How do you hold on to first-time awe?
By Carol / August 25, 2014 /
My granddaughter started kindergarten this past week. When she told her dad about her first day in school, she could barely contain herself.
- “Guess what? We played in the gym!”
- “Guess what? We had music class!”
- “Guess what? I met new friends!”
- “Guess what? I ate my lunch there!”
She had a truly awesome, magical first day.
As I thought about the joy and awe with which my granddaughter launched into school, I realized how seldom I feel that sense of magical awe anymore. When you are five, most things in your life are glorious, untarnished firsts. When you are sixty-five, firsts – when I have them – occur in the midst of days crammed with responsibilities and in the context of a lifetime of experiences that tinge awe with reality.

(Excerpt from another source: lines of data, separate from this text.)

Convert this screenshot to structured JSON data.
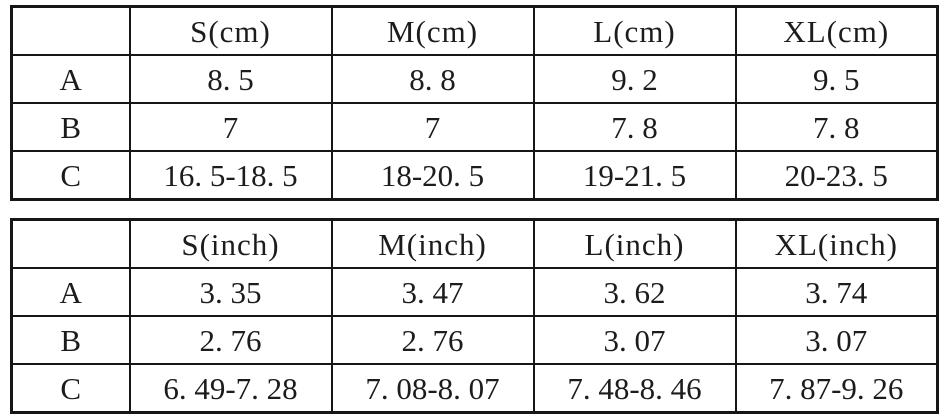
{
  "page": {
    "background": "#ffffff",
    "text_color": "#1c1c1c",
    "border_color": "#161616"
  },
  "tables": [
    {
      "name": "size-chart-cm",
      "unit": "cm",
      "columns": [
        "",
        "S(cm)",
        "M(cm)",
        "L(cm)",
        "XL(cm)"
      ],
      "rows": [
        {
          "label": "A",
          "cells": [
            "8. 5",
            "8. 8",
            "9. 2",
            "9. 5"
          ]
        },
        {
          "label": "B",
          "cells": [
            "7",
            "7",
            "7. 8",
            "7. 8"
          ]
        },
        {
          "label": "C",
          "cells": [
            "16. 5-18. 5",
            "18-20. 5",
            "19-21. 5",
            "20-23. 5"
          ]
        }
      ]
    },
    {
      "name": "size-chart-inch",
      "unit": "inch",
      "columns": [
        "",
        "S(inch)",
        "M(inch)",
        "L(inch)",
        "XL(inch)"
      ],
      "rows": [
        {
          "label": "A",
          "cells": [
            "3. 35",
            "3. 47",
            "3. 62",
            "3. 74"
          ]
        },
        {
          "label": "B",
          "cells": [
            "2. 76",
            "2. 76",
            "3. 07",
            "3. 07"
          ]
        },
        {
          "label": "C",
          "cells": [
            "6. 49-7. 28",
            "7. 08-8. 07",
            "7. 48-8. 46",
            "7. 87-9. 26"
          ]
        }
      ]
    }
  ],
  "chart_data": [
    {
      "type": "table",
      "columns": [
        "",
        "S(cm)",
        "M(cm)",
        "L(cm)",
        "XL(cm)"
      ],
      "rows": [
        [
          "A",
          "8.5",
          "8.8",
          "9.2",
          "9.5"
        ],
        [
          "B",
          "7",
          "7",
          "7.8",
          "7.8"
        ],
        [
          "C",
          "16.5-18.5",
          "18-20.5",
          "19-21.5",
          "20-23.5"
        ]
      ]
    },
    {
      "type": "table",
      "columns": [
        "",
        "S(inch)",
        "M(inch)",
        "L(inch)",
        "XL(inch)"
      ],
      "rows": [
        [
          "A",
          "3.35",
          "3.47",
          "3.62",
          "3.74"
        ],
        [
          "B",
          "2.76",
          "2.76",
          "3.07",
          "3.07"
        ],
        [
          "C",
          "6.49-7.28",
          "7.08-8.07",
          "7.48-8.46",
          "7.87-9.26"
        ]
      ]
    }
  ]
}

I know I have so many reasons for joy and awe. Yet, often I rush past them, thinking instead and ahead to the next meeting, the calls waiting to be answered, the blogs to be written, the host of responsibilities that crowd every day. As a result, I look past the moments of joy and awe while they’re happening rather than reveling in the moments.

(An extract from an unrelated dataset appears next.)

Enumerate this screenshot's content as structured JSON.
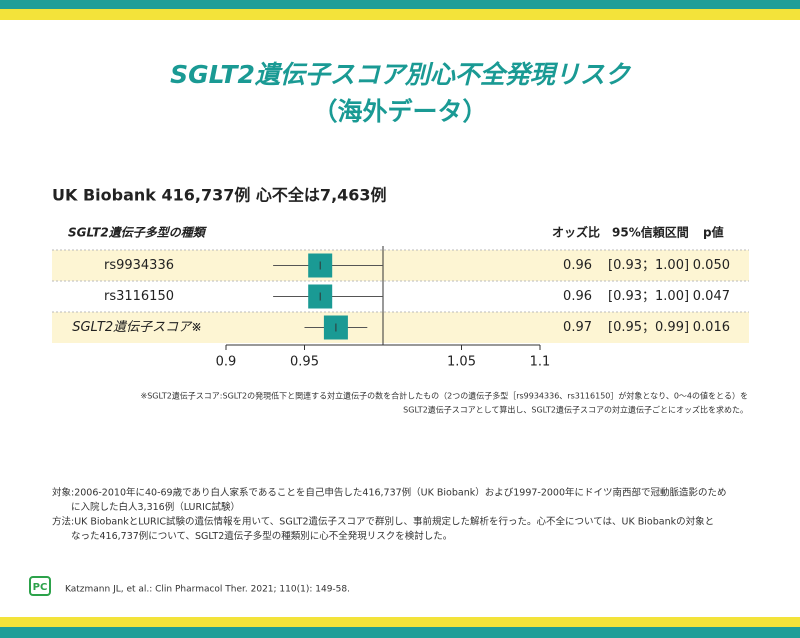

Part of the answer for me, I think, is to be conscious of the need to slow down, to live, to breathe, to take joy in each moment. Then I also need to spend more time celebrating those precious moments.
I can learn from my granddaughter. Before school started, she lost her first tooth. She was over the moon. She wanted every picture I took to show she’d lost that tooth. When she visited this weekend, she had a second tooth on the verge of coming out. She is just as excited. We took pictures of the loose tooth, and I know we’ll take more pictures when the tooth is gone.
The launch events last month for my novel Go Away Home were amazing, joyful experiences. I did have to run from event to event, but after the last event, my husband, son and I went out to celebrate. They were so happy for me – I was so happy for me. Celebrating at the moment expanded the joy – and kept me from rushing right into thinking about the next task on the ‘to do’ list.
Holding on to the joy and reveling in the joy, ensure special moments remain special. They allow me to squeeze every drop of pleasure out of those precious moments in my life.
My wish for my granddaughter is to be able to experience that first-day-of-school, first-lost-tooth, first-time awe many, many times in her life.
My wish for me is to remember that there is joy to be experienced if I slow down and absorb it.
How about you? How do you keep a sense of joy and awe in your life?